Por Daniel Augusto Teixeira de Miranda e Rita Machado
O humor tem limites? É possível a responsabilização de artistas pela expressão de sua arte? Uma breve análise e diferenciação entre censura e limites.
O debate envolvendo o chamado limite do humor e as intervenções judiciais proibindo, ou responsabilizando comediantes por seus textos, têm sido cada vez mais comuns.
Em um cenário de dispersão de informações cada vez mais ágil e ampla, é de se esperar que a discussão sobre eventuais excessos em produções artísticas se dê de forma ampla.
Independente dos casos específicos e das decisões judiciais mais rumorosas, trataremos sobre a existência de limites impostos pela Constituição Federal e pela Lei às produções artísticas. Com isso, a ideia é a de fornecer ferramentas para o debate que se aflora.
A comédia tem limite? Qual?
Sim, a lei. Essa seria a resposta mais curta possível para o tema, mas parece não ter sido suficiente para convencer ou aplacar os ânimos extremamente inflamados nesse debate.

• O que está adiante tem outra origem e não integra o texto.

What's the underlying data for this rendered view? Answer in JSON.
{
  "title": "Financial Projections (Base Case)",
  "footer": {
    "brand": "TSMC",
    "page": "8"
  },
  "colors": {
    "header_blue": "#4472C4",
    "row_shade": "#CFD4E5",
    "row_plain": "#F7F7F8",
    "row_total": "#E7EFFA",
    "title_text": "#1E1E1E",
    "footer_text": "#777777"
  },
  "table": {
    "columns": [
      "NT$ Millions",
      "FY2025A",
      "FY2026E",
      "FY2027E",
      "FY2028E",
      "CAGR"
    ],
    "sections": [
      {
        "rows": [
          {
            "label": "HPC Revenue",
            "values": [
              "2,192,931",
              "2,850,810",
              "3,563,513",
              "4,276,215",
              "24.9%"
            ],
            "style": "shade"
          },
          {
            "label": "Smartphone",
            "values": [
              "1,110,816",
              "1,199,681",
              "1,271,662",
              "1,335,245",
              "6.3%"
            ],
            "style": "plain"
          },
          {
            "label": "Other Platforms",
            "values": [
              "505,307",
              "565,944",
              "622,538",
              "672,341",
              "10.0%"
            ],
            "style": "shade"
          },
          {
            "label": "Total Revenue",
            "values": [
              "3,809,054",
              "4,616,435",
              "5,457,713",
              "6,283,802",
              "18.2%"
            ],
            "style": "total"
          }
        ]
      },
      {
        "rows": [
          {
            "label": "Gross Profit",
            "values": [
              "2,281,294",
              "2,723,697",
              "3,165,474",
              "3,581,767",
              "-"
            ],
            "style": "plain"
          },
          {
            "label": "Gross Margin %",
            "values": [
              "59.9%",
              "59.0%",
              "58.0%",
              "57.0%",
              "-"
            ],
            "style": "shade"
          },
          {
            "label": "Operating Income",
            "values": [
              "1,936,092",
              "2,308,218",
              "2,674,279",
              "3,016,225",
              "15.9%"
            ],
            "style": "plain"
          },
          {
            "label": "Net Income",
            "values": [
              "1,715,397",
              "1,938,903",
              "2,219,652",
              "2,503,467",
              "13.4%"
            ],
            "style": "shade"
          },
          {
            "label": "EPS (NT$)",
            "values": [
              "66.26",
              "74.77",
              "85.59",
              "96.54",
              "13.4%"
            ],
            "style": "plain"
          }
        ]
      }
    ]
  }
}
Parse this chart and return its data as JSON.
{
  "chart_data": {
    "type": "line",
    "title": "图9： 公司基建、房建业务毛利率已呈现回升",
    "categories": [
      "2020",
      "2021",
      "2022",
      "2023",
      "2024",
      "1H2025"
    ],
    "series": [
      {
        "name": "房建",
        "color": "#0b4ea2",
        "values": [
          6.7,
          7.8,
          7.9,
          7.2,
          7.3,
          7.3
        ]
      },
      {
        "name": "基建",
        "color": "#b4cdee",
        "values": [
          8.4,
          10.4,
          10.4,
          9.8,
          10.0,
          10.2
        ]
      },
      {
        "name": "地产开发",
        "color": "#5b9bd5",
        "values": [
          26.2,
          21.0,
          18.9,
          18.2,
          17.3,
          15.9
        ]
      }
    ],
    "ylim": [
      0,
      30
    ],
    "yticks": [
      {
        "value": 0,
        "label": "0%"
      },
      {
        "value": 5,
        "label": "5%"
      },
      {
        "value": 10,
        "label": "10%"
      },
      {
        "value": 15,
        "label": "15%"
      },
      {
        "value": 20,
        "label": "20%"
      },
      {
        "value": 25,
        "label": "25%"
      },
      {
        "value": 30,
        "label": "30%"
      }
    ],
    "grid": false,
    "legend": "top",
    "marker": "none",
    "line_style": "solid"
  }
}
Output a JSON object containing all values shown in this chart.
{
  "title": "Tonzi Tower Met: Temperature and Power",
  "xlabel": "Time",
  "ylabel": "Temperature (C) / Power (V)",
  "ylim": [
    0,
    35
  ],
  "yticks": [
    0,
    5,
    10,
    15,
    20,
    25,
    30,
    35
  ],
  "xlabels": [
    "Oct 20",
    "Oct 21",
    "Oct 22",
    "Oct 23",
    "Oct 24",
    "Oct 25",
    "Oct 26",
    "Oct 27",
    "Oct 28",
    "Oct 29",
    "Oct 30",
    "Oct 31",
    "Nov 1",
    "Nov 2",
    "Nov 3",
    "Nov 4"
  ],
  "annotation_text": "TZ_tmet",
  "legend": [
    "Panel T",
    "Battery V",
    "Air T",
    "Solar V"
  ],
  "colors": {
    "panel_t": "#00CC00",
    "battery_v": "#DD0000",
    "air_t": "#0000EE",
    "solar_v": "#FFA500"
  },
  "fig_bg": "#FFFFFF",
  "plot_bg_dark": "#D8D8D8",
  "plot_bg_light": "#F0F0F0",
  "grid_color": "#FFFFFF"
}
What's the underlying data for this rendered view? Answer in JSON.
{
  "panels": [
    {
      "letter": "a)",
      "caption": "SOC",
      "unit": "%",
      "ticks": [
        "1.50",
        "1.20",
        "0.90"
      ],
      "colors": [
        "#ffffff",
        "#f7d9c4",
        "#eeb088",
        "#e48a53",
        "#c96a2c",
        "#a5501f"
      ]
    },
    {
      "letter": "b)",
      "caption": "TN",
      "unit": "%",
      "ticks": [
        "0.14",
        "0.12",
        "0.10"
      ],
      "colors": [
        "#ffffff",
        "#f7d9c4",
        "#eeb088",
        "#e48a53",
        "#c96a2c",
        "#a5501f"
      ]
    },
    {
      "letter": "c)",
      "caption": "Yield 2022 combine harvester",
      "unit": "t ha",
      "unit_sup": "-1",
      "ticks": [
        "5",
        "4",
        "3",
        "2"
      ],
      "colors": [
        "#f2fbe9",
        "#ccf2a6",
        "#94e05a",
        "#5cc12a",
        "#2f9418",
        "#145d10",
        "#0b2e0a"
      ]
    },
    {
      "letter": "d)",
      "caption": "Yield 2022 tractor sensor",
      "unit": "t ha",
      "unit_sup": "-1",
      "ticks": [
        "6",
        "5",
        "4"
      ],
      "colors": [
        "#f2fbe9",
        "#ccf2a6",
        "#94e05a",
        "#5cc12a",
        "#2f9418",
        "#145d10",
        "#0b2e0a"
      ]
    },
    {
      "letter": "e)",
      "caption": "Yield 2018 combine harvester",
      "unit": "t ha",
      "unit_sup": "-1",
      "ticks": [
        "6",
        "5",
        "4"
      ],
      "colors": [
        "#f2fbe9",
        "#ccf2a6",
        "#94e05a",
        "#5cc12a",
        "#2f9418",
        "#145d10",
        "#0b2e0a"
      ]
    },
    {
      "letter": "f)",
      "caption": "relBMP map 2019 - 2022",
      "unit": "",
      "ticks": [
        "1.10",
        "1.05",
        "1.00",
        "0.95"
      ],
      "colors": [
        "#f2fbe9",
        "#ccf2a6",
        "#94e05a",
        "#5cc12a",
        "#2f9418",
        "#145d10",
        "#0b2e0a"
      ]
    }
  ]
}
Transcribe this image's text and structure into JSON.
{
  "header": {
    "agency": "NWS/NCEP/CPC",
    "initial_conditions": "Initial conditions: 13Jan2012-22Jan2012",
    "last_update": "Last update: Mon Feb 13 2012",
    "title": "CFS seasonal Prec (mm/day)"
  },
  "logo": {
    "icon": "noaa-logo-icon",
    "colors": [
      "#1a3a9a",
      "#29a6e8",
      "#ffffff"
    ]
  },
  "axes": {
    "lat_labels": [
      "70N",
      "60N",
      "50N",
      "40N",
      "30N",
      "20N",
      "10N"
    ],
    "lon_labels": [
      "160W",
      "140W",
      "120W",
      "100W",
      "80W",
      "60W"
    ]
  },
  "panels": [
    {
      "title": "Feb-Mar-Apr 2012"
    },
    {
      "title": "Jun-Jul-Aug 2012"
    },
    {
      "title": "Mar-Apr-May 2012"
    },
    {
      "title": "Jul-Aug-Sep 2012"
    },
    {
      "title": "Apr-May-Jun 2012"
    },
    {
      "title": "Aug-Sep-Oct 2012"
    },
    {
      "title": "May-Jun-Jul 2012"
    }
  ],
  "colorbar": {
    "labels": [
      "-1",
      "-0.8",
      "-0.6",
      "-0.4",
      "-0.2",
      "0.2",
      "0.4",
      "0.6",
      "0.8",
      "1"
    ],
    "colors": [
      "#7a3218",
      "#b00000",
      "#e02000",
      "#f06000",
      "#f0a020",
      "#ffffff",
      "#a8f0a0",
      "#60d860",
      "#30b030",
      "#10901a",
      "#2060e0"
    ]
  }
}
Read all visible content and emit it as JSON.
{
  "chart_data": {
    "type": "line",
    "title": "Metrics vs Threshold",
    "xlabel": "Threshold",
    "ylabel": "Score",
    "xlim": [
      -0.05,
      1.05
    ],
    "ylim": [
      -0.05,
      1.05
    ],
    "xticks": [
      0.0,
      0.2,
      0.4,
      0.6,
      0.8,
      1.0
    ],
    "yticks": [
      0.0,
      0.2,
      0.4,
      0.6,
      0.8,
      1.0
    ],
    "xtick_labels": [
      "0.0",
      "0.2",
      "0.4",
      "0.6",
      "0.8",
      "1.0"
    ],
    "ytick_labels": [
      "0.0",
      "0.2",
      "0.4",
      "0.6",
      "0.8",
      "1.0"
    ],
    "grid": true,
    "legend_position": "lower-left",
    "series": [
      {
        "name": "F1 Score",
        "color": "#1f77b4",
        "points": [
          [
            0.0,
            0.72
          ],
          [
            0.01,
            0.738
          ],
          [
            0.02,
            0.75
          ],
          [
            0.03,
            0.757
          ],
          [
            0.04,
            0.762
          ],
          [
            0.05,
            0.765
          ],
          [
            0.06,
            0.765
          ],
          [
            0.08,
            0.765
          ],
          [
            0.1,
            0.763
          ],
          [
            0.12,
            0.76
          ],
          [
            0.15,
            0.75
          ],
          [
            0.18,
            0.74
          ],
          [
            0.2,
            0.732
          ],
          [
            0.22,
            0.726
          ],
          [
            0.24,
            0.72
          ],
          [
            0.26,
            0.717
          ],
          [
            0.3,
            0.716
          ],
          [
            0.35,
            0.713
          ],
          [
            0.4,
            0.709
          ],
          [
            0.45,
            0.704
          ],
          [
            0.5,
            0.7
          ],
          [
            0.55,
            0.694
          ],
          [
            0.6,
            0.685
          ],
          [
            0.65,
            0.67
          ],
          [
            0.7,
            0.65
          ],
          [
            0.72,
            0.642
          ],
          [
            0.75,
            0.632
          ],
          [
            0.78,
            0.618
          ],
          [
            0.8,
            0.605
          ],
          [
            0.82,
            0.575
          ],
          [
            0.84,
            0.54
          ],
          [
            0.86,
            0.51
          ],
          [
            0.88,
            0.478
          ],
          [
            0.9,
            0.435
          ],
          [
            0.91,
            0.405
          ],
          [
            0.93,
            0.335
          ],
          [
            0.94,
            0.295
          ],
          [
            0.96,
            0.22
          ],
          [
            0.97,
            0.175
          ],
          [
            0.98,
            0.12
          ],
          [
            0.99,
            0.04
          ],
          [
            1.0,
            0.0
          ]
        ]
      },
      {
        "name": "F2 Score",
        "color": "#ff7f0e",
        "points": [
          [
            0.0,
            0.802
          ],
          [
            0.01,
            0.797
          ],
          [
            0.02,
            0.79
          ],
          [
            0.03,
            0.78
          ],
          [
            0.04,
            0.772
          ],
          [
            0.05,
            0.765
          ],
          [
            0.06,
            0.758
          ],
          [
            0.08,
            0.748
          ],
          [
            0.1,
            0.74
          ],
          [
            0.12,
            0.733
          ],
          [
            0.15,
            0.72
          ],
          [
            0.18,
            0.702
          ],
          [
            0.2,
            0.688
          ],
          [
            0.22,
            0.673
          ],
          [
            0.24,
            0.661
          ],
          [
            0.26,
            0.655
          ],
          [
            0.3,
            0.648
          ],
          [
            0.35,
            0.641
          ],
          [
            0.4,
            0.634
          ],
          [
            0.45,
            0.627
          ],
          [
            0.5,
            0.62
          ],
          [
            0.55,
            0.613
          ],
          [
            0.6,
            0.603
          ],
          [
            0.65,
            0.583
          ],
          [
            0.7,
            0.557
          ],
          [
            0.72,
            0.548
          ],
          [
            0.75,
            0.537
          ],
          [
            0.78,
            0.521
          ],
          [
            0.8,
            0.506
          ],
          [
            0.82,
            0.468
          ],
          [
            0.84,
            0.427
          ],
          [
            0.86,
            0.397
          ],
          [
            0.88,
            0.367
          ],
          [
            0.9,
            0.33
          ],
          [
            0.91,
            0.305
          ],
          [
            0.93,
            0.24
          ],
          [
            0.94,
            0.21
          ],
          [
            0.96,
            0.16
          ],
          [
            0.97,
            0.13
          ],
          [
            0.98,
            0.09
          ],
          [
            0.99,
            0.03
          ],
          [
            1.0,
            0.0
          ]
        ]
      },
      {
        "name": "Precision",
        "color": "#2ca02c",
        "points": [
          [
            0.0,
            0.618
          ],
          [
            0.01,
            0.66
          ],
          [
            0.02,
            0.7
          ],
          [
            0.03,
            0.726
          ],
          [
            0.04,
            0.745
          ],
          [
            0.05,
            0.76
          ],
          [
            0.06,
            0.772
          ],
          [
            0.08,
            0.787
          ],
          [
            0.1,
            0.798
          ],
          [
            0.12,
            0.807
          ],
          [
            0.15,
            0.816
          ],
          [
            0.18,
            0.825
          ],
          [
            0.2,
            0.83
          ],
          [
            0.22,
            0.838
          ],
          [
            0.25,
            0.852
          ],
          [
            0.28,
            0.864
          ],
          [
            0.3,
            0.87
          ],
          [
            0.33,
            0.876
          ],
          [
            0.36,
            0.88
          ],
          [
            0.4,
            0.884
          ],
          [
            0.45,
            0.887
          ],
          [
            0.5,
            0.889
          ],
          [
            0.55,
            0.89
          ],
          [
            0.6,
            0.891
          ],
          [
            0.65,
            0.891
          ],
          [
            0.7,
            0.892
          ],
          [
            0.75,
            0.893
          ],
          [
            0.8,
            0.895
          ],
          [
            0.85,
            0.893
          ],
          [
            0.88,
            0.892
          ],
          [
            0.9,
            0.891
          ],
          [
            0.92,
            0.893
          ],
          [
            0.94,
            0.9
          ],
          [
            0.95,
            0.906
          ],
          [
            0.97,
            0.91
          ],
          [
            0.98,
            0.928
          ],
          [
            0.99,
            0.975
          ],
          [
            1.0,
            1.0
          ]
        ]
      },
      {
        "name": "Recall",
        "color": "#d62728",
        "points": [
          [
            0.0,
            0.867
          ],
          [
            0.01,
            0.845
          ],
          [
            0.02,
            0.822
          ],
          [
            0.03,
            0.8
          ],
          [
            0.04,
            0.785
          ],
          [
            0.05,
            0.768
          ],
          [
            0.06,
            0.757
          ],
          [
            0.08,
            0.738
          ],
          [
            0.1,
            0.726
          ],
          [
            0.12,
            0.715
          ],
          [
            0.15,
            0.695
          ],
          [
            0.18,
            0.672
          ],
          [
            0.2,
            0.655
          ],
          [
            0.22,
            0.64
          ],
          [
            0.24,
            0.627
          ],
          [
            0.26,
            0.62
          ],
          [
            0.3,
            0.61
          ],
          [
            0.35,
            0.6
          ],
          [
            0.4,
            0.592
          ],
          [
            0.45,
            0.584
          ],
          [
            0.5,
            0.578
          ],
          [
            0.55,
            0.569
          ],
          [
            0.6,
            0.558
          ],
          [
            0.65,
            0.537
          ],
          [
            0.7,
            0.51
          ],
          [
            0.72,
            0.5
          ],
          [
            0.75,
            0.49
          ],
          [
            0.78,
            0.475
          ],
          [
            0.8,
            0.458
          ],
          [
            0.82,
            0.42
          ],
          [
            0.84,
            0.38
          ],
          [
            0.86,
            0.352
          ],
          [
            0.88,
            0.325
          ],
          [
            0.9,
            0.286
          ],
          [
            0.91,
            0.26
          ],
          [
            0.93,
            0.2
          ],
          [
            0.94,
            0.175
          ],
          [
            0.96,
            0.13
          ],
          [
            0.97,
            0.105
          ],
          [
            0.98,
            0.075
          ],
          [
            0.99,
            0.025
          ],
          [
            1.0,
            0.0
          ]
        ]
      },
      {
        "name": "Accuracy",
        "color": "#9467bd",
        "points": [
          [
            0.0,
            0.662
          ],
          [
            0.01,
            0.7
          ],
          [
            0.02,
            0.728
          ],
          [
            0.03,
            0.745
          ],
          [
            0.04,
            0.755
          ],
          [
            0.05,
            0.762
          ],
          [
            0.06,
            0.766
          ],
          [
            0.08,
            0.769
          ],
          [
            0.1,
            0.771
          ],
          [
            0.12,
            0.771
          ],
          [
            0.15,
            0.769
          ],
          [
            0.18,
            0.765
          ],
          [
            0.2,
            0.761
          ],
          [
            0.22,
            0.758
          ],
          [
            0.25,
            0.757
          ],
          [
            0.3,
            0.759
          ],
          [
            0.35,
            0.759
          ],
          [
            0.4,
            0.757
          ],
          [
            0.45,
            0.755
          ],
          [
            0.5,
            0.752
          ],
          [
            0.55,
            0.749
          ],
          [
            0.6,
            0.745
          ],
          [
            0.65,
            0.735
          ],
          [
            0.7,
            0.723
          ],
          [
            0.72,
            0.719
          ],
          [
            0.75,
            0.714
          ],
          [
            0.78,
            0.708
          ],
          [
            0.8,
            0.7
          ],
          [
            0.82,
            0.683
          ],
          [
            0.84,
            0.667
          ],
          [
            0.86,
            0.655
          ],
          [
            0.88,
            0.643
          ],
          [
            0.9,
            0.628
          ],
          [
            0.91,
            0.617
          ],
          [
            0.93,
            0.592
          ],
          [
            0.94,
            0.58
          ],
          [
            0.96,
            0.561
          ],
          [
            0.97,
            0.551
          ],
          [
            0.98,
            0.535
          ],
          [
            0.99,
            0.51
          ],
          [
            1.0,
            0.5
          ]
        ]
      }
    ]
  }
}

Por isso, necessário explicar o que significa dizer que uma produção artística tem como limite para sua expressão a lei.
No mundo moderno, quase todos os debates envolvendo direitos, deveres e limites terão como cenário um ambiente de conflito de interesses, princípios, direitos e deveres. Se de um lado há a liberdade de expressão artística, por outro, existem os limites impostos pela Constituição Federal e pelas leis. Nenhum direito é absoluto e ilimitado.
Em outras palavras, se a produção humorística incorre em hipótese de ofensa a grupos ou indivíduos em uma esfera protegida pela Lei (raça, liberdade de credo, gênero, etc), ela poderá vir a ser alvo de sanções criminais e civis.
Limitar o humor é censura? E as demais manifestações artísticas?
Os defensores da expressão artística ilimitada, até mesmo pelo nosso recente passado de governos autocráticos, tendem a chamar atenção para eventual censura.
Disso discordamos completamente. A censura não se confunde com a imposição dos limites legais em uma sociedade democrática. Por exemplo, considerando o Dia Mundial de combate à LGBTfobia, não é possível a um artista expressar, ainda que a título de piada, uma ideia ou anedota que indique cenário de homofobia, incite violência, ou exclusão do referido grupo ou de indivíduos enquadrados no grupo protegido, sem sofrer as consequências dos seus atos.
Da mesma forma, a classificação indicativa para eventos artísticos (prevista pelo Estatuto da Criança e do Adolescente), não se confunde com censura. Nada mais é do que a imposição de um limite ao grupo de pessoas que poderão ter acesso diretamente ao conteúdo produzido.
Como diferenciar crítica de ofensa?
Aqui temos, como é comum em casos complexos, a famosa zona cinzenta. O que diferencia a crítica a determinado grupo. ou pessoa, da ofensa apta a gerar efeitos nas esferas criminal e cível?
Em primeiro lugar, o próprio grupo ou pessoa afetado por aquela manifestação é que terá a responsabilidade para indicar como recebe aquela piada, se como mera crítica, ou ofensa. Em segundo lugar, caberá ao Estado, em especial ao Poder Judiciário, avaliar se aquele caso extrapola ou não o limite aceito pela lei e pela jurisprudência.
Uma vez mais, será no caso a caso que serão definidos os limites, não podendo estabelecer um critério geral. Portanto, na maioria das vezes, caberá ao Judiciário definir as hipóteses de extrapolação.
O comediante possui imunidade de manifestação?
Não. Nem o comediante e nem nenhum outro artista está livre das consequências decorrentes de suas manifestações. Novamente, é importante perceber que não se trata de hipótese de censura, já que não se diz que o comediante não poderá se manifestar. O que se diz é que ele deve ter ciência de que sua manifestação poderá ter consequências.
Aliás, é interessante notar que o Poder Judiciário vem discutindo e limitando as imunidades profissionais, inclusive, daqueles que possuem expressa proteção legal ou constitucional, como no caso de membros parlamentares, advogados, etc.
Ou seja, nem mesmo aqueles que possuem a proteção legal da imunidade profissional podem se arvorar no direito de cometer crimes contra a honra, ou proferir ofensas sem qualquer fundamento ou razão de ser.
O comediante, portanto, assim como qualquer outro profissional, é responsável pelos atos realizados no exercício de sua profissão e deve ter em consideração que as suas manifestações não podem extrapolar os limites legais.
A liberdade de expressão não se confunde com a imunidade de manifestação, nem tampouco afasta as consequências legais dos atos praticados.
Aos membros da comunidade artística é dada a opção de se manifestar desde que cientes dos limites impostos pela Constituição e pela Lei, cientes, ainda, das consequências de eventuais extrapolações como, por sinal, estamos, ou devemos estar, todos nós.